What's the maximum that can be taken from an employee's pay by garnishment?
Federal law restricts the amount taken in garnishment to the lesser of 25 percent of an employee's disposable earnings or the amount by which disposable earnings are greater than 30 times the federal minimum hourly wage, whichever is less.
Several exceptions to this restriction:
A greater amount of an employee's wages to be garnished for child support, bankruptcy, or federal or state tax payments. And an employee can voluntarily agree to have a great amount deducted for payments to a creditor or creditors.
What part of an employee's earnings can be garnished?
You can consider wages, salaries, commissions, and bonuses as income that can be garnished. Pensions and retirement income may also be garnished. Tips are not considered wages for the purpose of garnishment.
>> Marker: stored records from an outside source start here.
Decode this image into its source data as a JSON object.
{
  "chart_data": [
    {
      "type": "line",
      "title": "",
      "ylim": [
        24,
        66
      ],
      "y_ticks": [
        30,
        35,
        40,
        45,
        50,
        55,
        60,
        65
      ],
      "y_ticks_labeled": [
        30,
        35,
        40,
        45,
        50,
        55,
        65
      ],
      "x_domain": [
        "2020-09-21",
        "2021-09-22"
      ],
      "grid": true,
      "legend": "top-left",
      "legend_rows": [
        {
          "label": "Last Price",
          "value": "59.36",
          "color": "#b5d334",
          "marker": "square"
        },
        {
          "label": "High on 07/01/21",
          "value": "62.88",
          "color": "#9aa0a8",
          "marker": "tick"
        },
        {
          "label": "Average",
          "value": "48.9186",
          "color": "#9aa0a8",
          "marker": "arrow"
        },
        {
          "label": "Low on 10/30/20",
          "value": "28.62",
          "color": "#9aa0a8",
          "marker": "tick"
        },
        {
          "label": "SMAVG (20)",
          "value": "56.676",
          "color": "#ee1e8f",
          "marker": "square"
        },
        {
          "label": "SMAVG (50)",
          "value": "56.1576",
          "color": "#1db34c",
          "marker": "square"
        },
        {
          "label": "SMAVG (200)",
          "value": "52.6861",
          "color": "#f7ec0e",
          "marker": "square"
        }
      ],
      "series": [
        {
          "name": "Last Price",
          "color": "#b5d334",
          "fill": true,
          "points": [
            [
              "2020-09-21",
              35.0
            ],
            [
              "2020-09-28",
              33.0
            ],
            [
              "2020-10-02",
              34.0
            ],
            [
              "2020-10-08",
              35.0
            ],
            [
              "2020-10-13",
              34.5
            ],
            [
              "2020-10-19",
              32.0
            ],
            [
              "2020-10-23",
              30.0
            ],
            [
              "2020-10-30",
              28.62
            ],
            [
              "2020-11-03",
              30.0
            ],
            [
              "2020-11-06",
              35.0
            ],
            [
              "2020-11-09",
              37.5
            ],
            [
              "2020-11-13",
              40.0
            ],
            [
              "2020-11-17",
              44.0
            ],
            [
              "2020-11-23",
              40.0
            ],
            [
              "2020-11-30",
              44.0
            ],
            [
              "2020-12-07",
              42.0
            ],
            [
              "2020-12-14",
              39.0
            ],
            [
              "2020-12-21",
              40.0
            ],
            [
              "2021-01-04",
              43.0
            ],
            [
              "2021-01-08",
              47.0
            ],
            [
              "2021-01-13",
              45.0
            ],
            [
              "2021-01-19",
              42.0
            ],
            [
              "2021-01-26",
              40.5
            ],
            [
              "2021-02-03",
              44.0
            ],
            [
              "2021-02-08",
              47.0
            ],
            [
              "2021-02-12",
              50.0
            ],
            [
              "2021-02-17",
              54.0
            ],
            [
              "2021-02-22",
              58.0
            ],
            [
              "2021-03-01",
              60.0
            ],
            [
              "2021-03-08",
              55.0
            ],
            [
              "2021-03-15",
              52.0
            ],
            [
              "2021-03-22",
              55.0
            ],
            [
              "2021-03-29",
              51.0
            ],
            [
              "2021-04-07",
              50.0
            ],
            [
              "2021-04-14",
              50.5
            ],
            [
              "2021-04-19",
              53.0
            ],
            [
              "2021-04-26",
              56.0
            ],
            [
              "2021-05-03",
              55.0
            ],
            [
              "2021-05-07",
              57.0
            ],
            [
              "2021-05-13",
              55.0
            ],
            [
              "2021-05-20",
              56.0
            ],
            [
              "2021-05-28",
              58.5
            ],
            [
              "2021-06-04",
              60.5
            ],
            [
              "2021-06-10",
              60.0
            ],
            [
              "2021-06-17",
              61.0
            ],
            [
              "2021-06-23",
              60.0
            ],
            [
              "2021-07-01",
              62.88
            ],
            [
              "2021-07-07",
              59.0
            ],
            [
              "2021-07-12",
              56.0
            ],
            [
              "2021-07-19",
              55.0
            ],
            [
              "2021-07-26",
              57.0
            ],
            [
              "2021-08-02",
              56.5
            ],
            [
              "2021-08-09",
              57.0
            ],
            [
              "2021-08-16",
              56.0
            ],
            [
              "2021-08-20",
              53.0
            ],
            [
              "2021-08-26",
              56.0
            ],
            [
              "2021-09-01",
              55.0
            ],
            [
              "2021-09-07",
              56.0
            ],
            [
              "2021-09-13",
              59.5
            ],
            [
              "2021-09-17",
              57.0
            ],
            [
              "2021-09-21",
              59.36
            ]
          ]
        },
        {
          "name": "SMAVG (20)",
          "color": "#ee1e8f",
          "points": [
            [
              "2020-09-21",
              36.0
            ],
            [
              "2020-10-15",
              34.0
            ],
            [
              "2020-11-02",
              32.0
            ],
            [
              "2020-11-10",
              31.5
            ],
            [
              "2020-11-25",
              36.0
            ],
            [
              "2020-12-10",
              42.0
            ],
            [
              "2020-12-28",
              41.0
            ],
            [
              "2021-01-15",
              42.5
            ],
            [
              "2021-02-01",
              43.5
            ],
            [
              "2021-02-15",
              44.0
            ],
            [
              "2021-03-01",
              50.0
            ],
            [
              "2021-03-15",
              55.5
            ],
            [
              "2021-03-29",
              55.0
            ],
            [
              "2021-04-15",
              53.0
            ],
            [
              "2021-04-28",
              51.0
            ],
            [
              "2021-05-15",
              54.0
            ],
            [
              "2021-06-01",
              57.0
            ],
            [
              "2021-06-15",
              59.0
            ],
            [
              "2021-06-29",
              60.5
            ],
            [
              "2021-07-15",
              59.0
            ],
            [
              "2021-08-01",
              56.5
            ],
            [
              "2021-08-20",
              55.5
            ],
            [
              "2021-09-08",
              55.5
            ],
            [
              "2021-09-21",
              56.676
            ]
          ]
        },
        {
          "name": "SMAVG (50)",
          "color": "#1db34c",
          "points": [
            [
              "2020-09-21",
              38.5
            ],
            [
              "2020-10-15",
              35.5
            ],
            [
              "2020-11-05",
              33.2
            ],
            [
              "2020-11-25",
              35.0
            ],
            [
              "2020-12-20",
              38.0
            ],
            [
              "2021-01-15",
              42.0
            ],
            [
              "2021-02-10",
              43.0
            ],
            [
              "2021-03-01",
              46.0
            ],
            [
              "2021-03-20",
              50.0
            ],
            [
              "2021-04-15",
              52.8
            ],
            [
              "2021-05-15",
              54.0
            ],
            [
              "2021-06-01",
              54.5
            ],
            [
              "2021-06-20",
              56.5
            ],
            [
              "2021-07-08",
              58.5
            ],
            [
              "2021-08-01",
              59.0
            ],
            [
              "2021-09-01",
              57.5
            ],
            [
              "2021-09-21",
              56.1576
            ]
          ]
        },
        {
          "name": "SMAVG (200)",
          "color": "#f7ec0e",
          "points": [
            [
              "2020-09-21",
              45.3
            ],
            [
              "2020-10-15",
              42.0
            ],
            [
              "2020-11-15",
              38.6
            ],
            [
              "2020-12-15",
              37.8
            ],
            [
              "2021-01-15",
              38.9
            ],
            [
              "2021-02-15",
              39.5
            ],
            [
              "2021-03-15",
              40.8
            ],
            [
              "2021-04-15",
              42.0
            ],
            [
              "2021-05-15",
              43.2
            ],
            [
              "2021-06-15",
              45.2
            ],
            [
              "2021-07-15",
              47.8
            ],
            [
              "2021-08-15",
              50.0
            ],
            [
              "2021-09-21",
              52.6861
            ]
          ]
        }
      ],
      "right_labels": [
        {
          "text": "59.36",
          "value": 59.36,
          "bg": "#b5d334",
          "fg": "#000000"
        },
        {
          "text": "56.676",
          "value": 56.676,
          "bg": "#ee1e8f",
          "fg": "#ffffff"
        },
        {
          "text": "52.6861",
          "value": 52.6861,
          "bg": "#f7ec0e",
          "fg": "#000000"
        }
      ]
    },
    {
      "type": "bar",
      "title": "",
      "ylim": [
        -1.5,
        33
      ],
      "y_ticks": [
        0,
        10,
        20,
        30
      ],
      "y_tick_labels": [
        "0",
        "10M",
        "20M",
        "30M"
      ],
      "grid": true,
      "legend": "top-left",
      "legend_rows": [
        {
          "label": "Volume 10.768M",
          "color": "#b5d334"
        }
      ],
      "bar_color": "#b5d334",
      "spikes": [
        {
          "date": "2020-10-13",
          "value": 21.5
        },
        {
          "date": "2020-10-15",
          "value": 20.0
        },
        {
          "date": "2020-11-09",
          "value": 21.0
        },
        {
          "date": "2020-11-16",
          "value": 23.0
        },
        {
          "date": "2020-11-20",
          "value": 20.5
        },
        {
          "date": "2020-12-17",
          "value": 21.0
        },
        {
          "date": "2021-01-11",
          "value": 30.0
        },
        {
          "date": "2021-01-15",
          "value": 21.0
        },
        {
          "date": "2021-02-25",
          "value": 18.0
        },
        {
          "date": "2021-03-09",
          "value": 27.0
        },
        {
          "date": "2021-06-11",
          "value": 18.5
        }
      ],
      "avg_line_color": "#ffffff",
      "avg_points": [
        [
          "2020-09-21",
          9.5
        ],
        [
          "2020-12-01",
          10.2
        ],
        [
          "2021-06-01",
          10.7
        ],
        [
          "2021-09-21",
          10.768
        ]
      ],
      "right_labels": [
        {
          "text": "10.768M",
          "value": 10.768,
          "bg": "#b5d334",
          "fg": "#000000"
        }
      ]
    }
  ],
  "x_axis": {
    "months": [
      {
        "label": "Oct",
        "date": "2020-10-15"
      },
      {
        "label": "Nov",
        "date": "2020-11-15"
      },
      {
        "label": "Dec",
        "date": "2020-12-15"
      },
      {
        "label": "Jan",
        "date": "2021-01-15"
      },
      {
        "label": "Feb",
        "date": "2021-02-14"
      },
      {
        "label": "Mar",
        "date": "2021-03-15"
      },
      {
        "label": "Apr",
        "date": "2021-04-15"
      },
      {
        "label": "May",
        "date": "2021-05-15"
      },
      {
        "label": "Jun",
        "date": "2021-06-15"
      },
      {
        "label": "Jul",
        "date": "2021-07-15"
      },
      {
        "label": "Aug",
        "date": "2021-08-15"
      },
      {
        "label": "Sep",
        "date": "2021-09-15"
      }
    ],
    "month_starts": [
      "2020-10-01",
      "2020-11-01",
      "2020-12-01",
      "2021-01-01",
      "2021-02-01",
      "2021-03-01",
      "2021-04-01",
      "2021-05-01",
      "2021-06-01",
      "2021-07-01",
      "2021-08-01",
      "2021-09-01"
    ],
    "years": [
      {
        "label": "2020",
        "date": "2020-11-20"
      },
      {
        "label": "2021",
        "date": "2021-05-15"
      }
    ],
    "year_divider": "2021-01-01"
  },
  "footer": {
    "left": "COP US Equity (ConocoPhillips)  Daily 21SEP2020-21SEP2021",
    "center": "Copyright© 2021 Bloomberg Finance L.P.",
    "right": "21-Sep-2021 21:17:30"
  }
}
Can I terminate an employee whose wages have been garnished?
Federal law says you cannot terminate an employee whose wages have been garnished for one debt. But the law does not It does not protect an employee from discharge if the employee's earnings have been subject to garnishment for a second or subsequent debts.
What if state law conflicts with federal wage garnishment laws?
If a state wage garnishment law differs from Title III, the employer must observe the law resulting in the smaller garnishment, or prohibiting the discharge of an employee because his or her earnings have been subject to garnishment for more than one debt.